勉強の話  2018年3月10日|土曜日

2018愛知県公立高校入試 Bグループ 国語を読み解く

愛知県公立高校入試 Bグループ の入試が終わり、早速、入試問題を一通り解いてみました。

 

今回はその中で、国語の問題を読み解いてみようと思います。

 

平成30年度 愛知県公立高校入試 国語から

 

大問1 論説文

『知的複眼思考法』(苅谷剛彦 著)から。

こちらは1996年の著作で、何度も入試問題その他にも取り上げられてきました。

かえって定番すぎて逆に驚きました。

筆者の苅谷氏は教育に関する本も多数出されています。

 

本文の難易度としては、大学の授業でもレポートにまとめさせる時の課題としても取り上げられるほどですので、国語が苦手な子にとってはちょっと読むのに苦労したことだと思います。

 

問題はいたって素直でシンプルです。

⑴接続語

⑵指示語

⑶指定語句を使った大意要約の記述問題

⑷筆者の主張の理由

⑸本文の特徴

 

まさに、ザ・国語の問題といって良いくらいの定番の問題です。

 

大問3 論説文

『「環境を守る」とはどういうことか-環境思想入門』(上垣崇英 著)から。

 

 

⑴内容把握 筆者の主張の把握

⑵内容把握 理由

⑶内容把握

⑷「ない」の識別 助動詞と形容詞の違いの把握

⑸内容把握 第6・7段落の内容

⑹本文の感想文 整序問題

 

こちらの問題もいたって奇をてらわないオーソドックスな問題。

愛知県の過去の入試問題や同じ傾向の他府県問題をこなせば十分に対策が取れます。

ただ、選択問題の文が長いので、いかに速く解くかが問われています。

 

大問4 古典

『身の鏡』(江島為信 著)から。

江戸時代初期の武士が書いた教養書です。

 

分別がないのに分別面する人を気をつけろ、という内容の本文です。

⑴主語

⑵指示語の内容把握

⑶抜き出し

⑷大意把握

 

こちらは古典の問題というより普通に読解問題として解くと良いでしょう。

江戸時代の文章なので、比較的読みやすいものだと思います。

 

感想

この大問の三つの本文は一般的な大人が読んでも、なるほど!と思わせる目からウロコが落ちるような読み応えのある文章でした。

 

最初の『知的複眼思考法』では、「近頃の若者たちは本を読まなくなった」というよく指摘される常識に対して、そのまま受け入れるのではなく、さらにもう一歩思考を展開してみようと促されます。

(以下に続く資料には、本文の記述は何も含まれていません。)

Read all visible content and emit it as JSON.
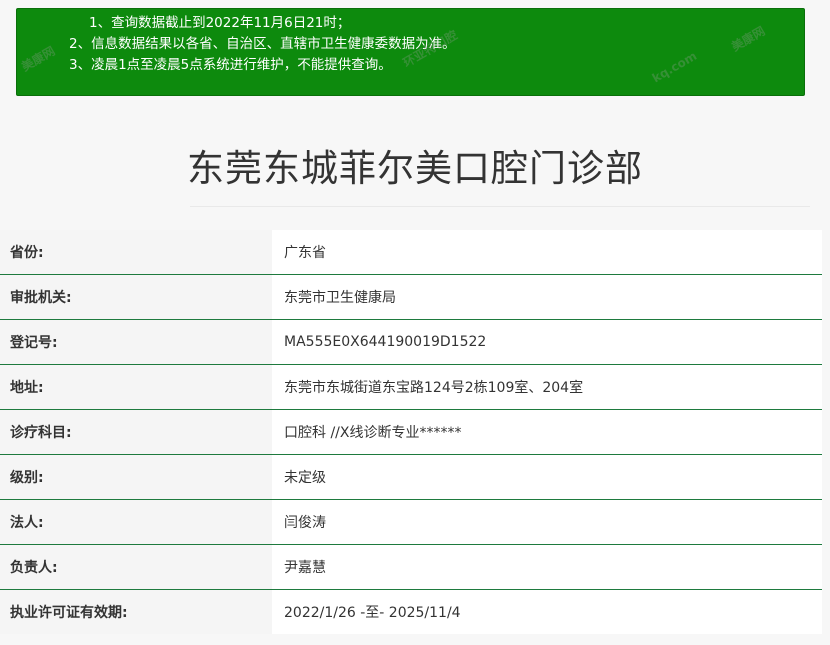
{
  "notice": {
    "lines": [
      "1、查询数据截止到2022年11月6日21时；",
      "2、信息数据结果以各省、自治区、直辖市卫生健康委数据为准。",
      "3、凌晨1点至凌晨5点系统进行维护，不能提供查询。"
    ]
  },
  "page_title": "东莞东城菲尔美口腔门诊部",
  "rows": [
    {
      "label": "省份:",
      "value": "广东省"
    },
    {
      "label": "审批机关:",
      "value": "东莞市卫生健康局"
    },
    {
      "label": "登记号:",
      "value": "MA555E0X644190019D1522"
    },
    {
      "label": "地址:",
      "value": "东莞市东城街道东宝路124号2栋109室、204室"
    },
    {
      "label": "诊疗科目:",
      "value": "口腔科 //X线诊断专业******"
    },
    {
      "label": "级别:",
      "value": "未定级"
    },
    {
      "label": "法人:",
      "value": "闫俊涛"
    },
    {
      "label": "负责人:",
      "value": "尹嘉慧"
    },
    {
      "label": "执业许可证有效期:",
      "value": "2022/1/26 -至- 2025/11/4"
    }
  ],
  "watermarks": [
    "美康网",
    "环亚特口腔",
    "kq.com",
    "美康网"
  ],
  "colors": {
    "notice_bg": "#0d8a0d",
    "row_border": "#1e7a3e"
  }
}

次の『「環境を守る」とはどういうことか-環境思想入門』は、「環境とはそもそも何なのか」といういわゆる常識で捉えられている概念をもっと深く考えてみようという内容です。

 

特に『「環境を守る」~』の本文第2段落で述べられている思考実験の話は非常に興味深いです。

こんなたとえ話です。

 

たとえ話

ある時代に非常に有害な物質Xが出て、地球のほとんどの生物を絶滅に追いやってしまった。

わずかに生き残った種から、あらたな生物が生まれ知的生命体として文明を築くことになった。

その知的生命体にとって、かつてすべてを絶滅に追いやった有害物質Xは有害な物質だったといえるか。

 

 

このような思考実験は中学生にとっては新鮮に思えるでしょう。

余談ですが、実はこのたとえ話と同じ話が、漫画版の『風の谷のナウシカ』に出てきます。

第6巻~7巻の完結に向かうクライマックスの展開と同じ論理構成を持っています。

アニメ化されているのは、全7巻のうち、2巻目ぐらいです。実は、アニメ版は原作に比べるとほんの序章にすぎません。

 

「エヴァンゲリオン」や「シン・ゴジラ」を監督した庵野秀明が宮崎駿に「ぜひ続編の監督をやらせてくれ」と言ったそうですが、監督をしたいのが原作の第7巻目の部分の物語なのです。

 

 

 

ただしこの内容は難解で有名で、読んでいてついていくのがやっとという感想が良く出てきます。

このような論理を持つたとえ話がさらっと入試問題に出てきたので、おぉ、と思わず思いました。

 

さて、これらの文章に共通するのは、ある事柄を理解する時に、既存の常識にとらわれることなく、もう一度自分自身で思考して再構築してみようということでした。

これからの時代は、従来の常識を鵜呑みするのではなく、自分自身で思考し再構築してみよう、というメッセージとして受け止めました。